スロウの全力を持ってして、此度の争いは進められた。犠牲もまた、大きい。殺されたシルヴィア・フェイスタッド、ヒース・アルヴェン。行方不明のアーシュ・リーティア。そして、総統たる男の死。
そんな全ての状況が、老人を動かした。代理的にフレッド・ムーアが全軍指揮を執ることとなり、アルル・ラ・ピュセルは第二案決行のため、動けない。
となれば、救援に来るのは一人だけだ。老翁、サミュエル・リッヒライティだけ――――
階段を上る。サクラメントの場。願いを集めるその場所へ近付く度、異質な空気が肌を刺した。
だが、行くしかない。それがたとえ、天国に繋がる階段でも。
神聖なる場。到達した瞬間、二対の翼が視界の世界だった。
天使。まさか、死んだはずだと目を疑う。
ヤガミアヤ。アサリコウキの死と、シンドウカオルの手によって、解放された天使が、何故?

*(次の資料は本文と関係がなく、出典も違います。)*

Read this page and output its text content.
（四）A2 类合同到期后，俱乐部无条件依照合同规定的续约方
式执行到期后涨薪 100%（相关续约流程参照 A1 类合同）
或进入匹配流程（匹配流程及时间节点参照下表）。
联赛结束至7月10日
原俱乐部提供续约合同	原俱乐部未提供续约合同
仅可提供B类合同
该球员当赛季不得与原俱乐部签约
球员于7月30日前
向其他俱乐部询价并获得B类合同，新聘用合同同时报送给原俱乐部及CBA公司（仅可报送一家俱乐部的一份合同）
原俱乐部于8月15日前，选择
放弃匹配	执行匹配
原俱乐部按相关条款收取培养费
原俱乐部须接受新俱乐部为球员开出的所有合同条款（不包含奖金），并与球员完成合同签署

「簡単な話だ。天使とは世界。世界とは即ち――――虚無だ」
現れる、濁った目の男。ヤガミアヤに意識は無い。ただ完全なる世界の代行者と。
それも、当然。アサリコウキとヒラサホノカの意思で、ヤガミアヤとなった。アサリコウキが死んで、ヒラサホノカになったのなら。ヒラサホノカを殺せば、ヤガミアヤに戻る。
浅川柚葉の切り札。もし、完全に君塚冬真が変わっていた場合の、切り札。
「器だ、リッヒライティ。彼女は世界である。ならば、願望を集め、集束させたエネルギーを使う器となれ」
背の高い男だ。その名を、老人は知っている。
彼はただ純粋に、この時を待っていた。今、登場したわけではない。最初から、彼はいた。
吸血鬼は十人。生きているのは、最上位の一人だけ。
受胎の使い、ガブリエル・シュトラウス・ノーフォークだけ――――
「貴様の汚らわしい魂は不要。そこで黙って、死んでいろ」
声さえ出せず、老人は止まる。余りにも、非力だった。吸血鬼を束ねる王たる人物。例え、新堂薫が相手でも負けることはないとされる、吸血鬼の王を相手に。
シュトラウス。最初に、リリス・リヴィエに血を吸われた。原初のヴァンパイア。
老人は、朽ちる。
動くことさえ許されず、ゆっくりと、その呼吸は止まった。
サクラメント。
聖礼は終わり、終(ツイ)ぞ、受胎は完了す。